Let’s start with the one creature we all associate with Hawaii, and the one I love the most. The sea turtle.
If you ever take a look at a majestic sea turtle and notice it’s got puffy lesions on its skin, you might be wondering what they are. After spending some time with a marine biologist one day (and peppering her with questions), I learned that they are herpes lesions. The herpes virus passes to the turtles by way of human contact, and stress exacerbates the condition (ahem – getting too close to them). The lesions can interfere with their sight, rendering them more vulnerable to being munched on by a hungry shark, they can make it hard for the animal to swim and escape danger like sharp rocks in waves, and can interfere with the ability to feed properly, rendering the poor animal unable to eat. Basically, if you don’t want to kill turtles (what monster would?!), don’t touch them. Ever.
But why? What does touching have to do with it? A lot, sadly. We carry viruses on our hands and skin that may not affect us and remain neutral in our systems for our lifetimes. But when we come in literal contact with wildlife, it doesn’t always have that neutral impact – in the case of turtles… not at all.
#1 – NO TOUCHIE. ONLY LOOKIE. Even if they swim up to you in the water (and they may). Pretend you’re being robbed. Hands up!
#2 – Distance. 15’ feet away is the law. I recommend 20’ with a good zoom lens. Respect the turtles and let them live in peace. You like peace and distance, right?
#3 – Move. If a turtle approaches the beach and you’re standing in their path, MOVE. Make way for them to rest. I’ve seen too many tourists stand in the turtles way thinking the turtle is coming over to them (it’s not), and the turtle ultimately leaves because they can’t rest. Don’t do that.
#4 – Don’t be a creep. If you’re snorkeling, swimming, or free diving and encounter a turtle, be grateful for this incredible moment! And… don’t follow them. Let the moment be a moment, not a stalking.

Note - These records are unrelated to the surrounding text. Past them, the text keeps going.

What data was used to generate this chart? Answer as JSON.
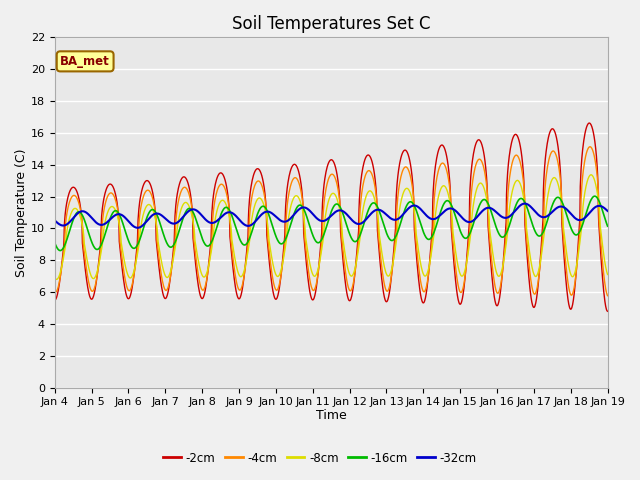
{
  "title": "Soil Temperatures Set C",
  "xlabel": "Time",
  "ylabel": "Soil Temperature (C)",
  "ylim": [
    0,
    22
  ],
  "xtick_labels": [
    "Jan 4",
    "Jan 5",
    "Jan 6",
    "Jan 7",
    "Jan 8",
    "Jan 9",
    "Jan 10",
    "Jan 11",
    "Jan 12",
    "Jan 13",
    "Jan 14",
    "Jan 15",
    "Jan 16",
    "Jan 17",
    "Jan 18",
    "Jan 19"
  ],
  "series_colors": [
    "#cc0000",
    "#ff8800",
    "#dddd00",
    "#00bb00",
    "#0000cc"
  ],
  "series_labels": [
    "-2cm",
    "-4cm",
    "-8cm",
    "-16cm",
    "-32cm"
  ],
  "annotation_text": "BA_met",
  "annotation_bg": "#ffff99",
  "annotation_border": "#996600",
  "fig_bg": "#f0f0f0",
  "plot_bg": "#e8e8e8",
  "grid_color": "#ffffff",
  "title_fontsize": 12,
  "axis_label_fontsize": 9,
  "tick_fontsize": 8
}
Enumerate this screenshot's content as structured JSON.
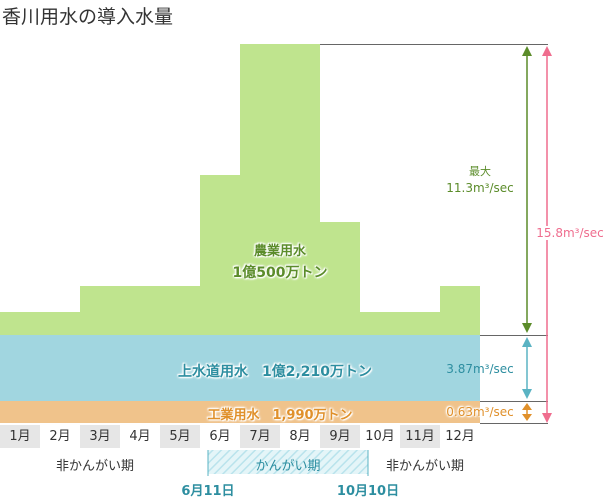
{
  "title": "香川用水の導入水量",
  "colors": {
    "agriculture": "#bfe48e",
    "water_supply": "#a1d6e0",
    "industrial": "#f0c38b",
    "agri_text": "#5b8c2a",
    "water_text": "#2d8ea0",
    "industrial_text": "#e0902a",
    "total": "#ef6d8e"
  },
  "chart_data": {
    "type": "area",
    "categories": [
      "1月",
      "2月",
      "3月",
      "4月",
      "5月",
      "6月",
      "7月",
      "8月",
      "9月",
      "10月",
      "11月",
      "12月"
    ],
    "series": [
      {
        "name": "農業用水",
        "values": [
          0.9,
          0.9,
          1.9,
          1.9,
          1.9,
          6.2,
          11.3,
          11.3,
          4.4,
          0.9,
          0.9,
          1.9
        ]
      },
      {
        "name": "上水道用水",
        "values": [
          3.87,
          3.87,
          3.87,
          3.87,
          3.87,
          3.87,
          3.87,
          3.87,
          3.87,
          3.87,
          3.87,
          3.87
        ]
      },
      {
        "name": "工業用水",
        "values": [
          0.63,
          0.63,
          0.63,
          0.63,
          0.63,
          0.63,
          0.63,
          0.63,
          0.63,
          0.63,
          0.63,
          0.63
        ]
      }
    ]
  },
  "labels": {
    "agriculture_name": "農業用水",
    "agriculture_volume": "1億500万トン",
    "water_supply": "上水道用水　1億2,210万トン",
    "industrial": "工業用水　1,990万トン",
    "max_label": "最大",
    "max_value": "11.3m³/sec",
    "water_rate": "3.87m³/sec",
    "industrial_rate": "0.63m³/sec",
    "total_rate": "15.8m³/sec"
  },
  "periods": {
    "non_irrigation": "非かんがい期",
    "irrigation": "かんがい期",
    "start": "6月11日",
    "end": "10月10日"
  }
}
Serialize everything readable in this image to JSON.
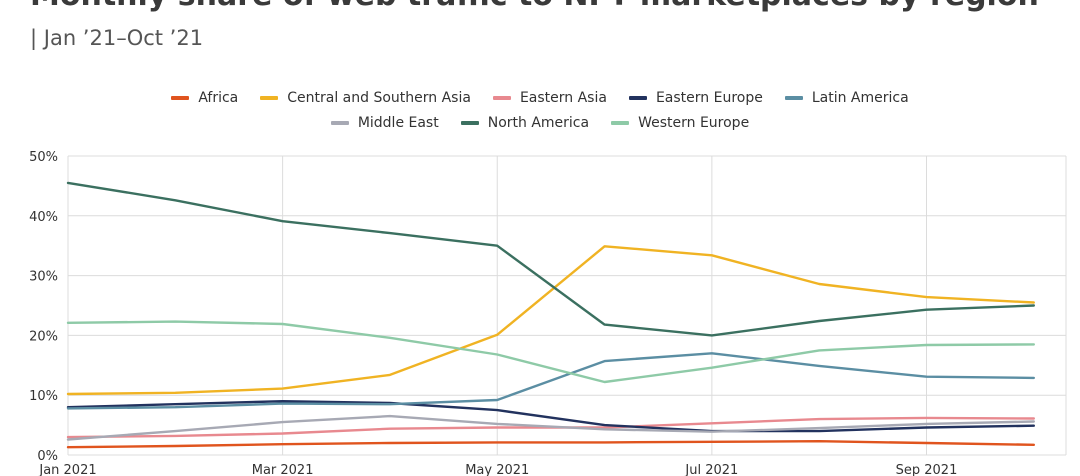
{
  "header": {
    "title": "Monthly share of web traffic to NFT marketplaces by region",
    "subtitle": "| Jan ’21–Oct ’21"
  },
  "chart_data": {
    "type": "line",
    "title": "Monthly share of web traffic to NFT marketplaces by region",
    "subtitle": "| Jan ’21–Oct ’21",
    "x": [
      "2021-01",
      "2021-02",
      "2021-03",
      "2021-04",
      "2021-05",
      "2021-06",
      "2021-07",
      "2021-08",
      "2021-09",
      "2021-10"
    ],
    "x_tick_labels": [
      {
        "x": "2021-01",
        "label": "Jan 2021"
      },
      {
        "x": "2021-03",
        "label": "Mar 2021"
      },
      {
        "x": "2021-05",
        "label": "May 2021"
      },
      {
        "x": "2021-07",
        "label": "Jul 2021"
      },
      {
        "x": "2021-09",
        "label": "Sep 2021"
      }
    ],
    "y_tick_labels": [
      "0%",
      "10%",
      "20%",
      "30%",
      "40%",
      "50%"
    ],
    "ylim": [
      0,
      50
    ],
    "y_unit": "%",
    "grid": true,
    "legend_position": "top-center",
    "series": [
      {
        "name": "Africa",
        "color": "#e0541e",
        "values": [
          1.3,
          1.5,
          1.8,
          2.0,
          2.1,
          2.1,
          2.2,
          2.3,
          2.0,
          1.7
        ]
      },
      {
        "name": "Central and Southern Asia",
        "color": "#f0b323",
        "values": [
          10.2,
          10.4,
          11.1,
          13.4,
          20.1,
          34.9,
          33.4,
          28.6,
          26.4,
          25.5
        ]
      },
      {
        "name": "Eastern Asia",
        "color": "#e8898f",
        "values": [
          3.0,
          3.2,
          3.6,
          4.4,
          4.6,
          4.6,
          5.3,
          6.0,
          6.2,
          6.1
        ]
      },
      {
        "name": "Eastern Europe",
        "color": "#22325e",
        "values": [
          8.0,
          8.5,
          9.0,
          8.7,
          7.5,
          5.0,
          4.0,
          4.0,
          4.6,
          4.9
        ]
      },
      {
        "name": "Latin America",
        "color": "#5b8ea3",
        "values": [
          7.8,
          8.0,
          8.6,
          8.5,
          9.2,
          15.7,
          17.0,
          14.9,
          13.1,
          12.9
        ]
      },
      {
        "name": "Middle East",
        "color": "#a7a9b4",
        "values": [
          2.6,
          4.0,
          5.5,
          6.5,
          5.2,
          4.3,
          3.9,
          4.5,
          5.2,
          5.6
        ]
      },
      {
        "name": "North America",
        "color": "#3b7060",
        "values": [
          45.5,
          42.6,
          39.1,
          37.1,
          35.0,
          21.8,
          20.0,
          22.4,
          24.3,
          25.0
        ]
      },
      {
        "name": "Western Europe",
        "color": "#8ecaa7",
        "values": [
          22.1,
          22.3,
          21.9,
          19.6,
          16.8,
          12.2,
          14.6,
          17.5,
          18.4,
          18.5
        ]
      }
    ]
  }
}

OK, commandments complete. Easy, right?
Bottom line, please recognize that your choices have an impact and yes, you matter.
Everybody knows about the Ho’okipa lookout where you can see turtles basking in the sun, and it’s a popular spot for a reason. Bring your zoom lens because you are NOT going to be able to get close to the turtles. Too many visitors disrespect the turtles need (not want…. NEED) for space, so there are local volunteers there to make sure you don’t hop over the rock barricade.
Open this link on your phone to get directions to this spot in Paia: https://goo.gl/maps/stMkiv4DNhSXLk2x5
Not everyone knows about this spot, but it’s a reliable spot to see turtles. But you’re going to have to get wet. Remember the commandments? Did you memorize them? This is a spot that’s not as carefully guarded so you’re going to have to be on your best behavior and accountable to God.
Every day around sunset, the turtles swim around and haul their bodies up on the rocks to rest. You can take pictures if you like or just appreciate them.
Open this link on your phone to get directions to this spot in Kihei: https://goo.gl/maps/hfvBVZ8iGjx6FSS29
Even More Turtles!
If you like to swim with turtles (and who doesn’t!?!), you’re going to love being at Kamaole Beach Park 1 in the mornings. Don’t even think about going in the water until an hour after sunrise (sharks), but when you do, be prepared to see turtles. You’re not going to see much past 1 pm. You can, it’s just not as likely. The turtles like the calm water. They’ll swim by you and poke their little heads up. After your 1,000th turtle sighting, you might still get excited (I do!).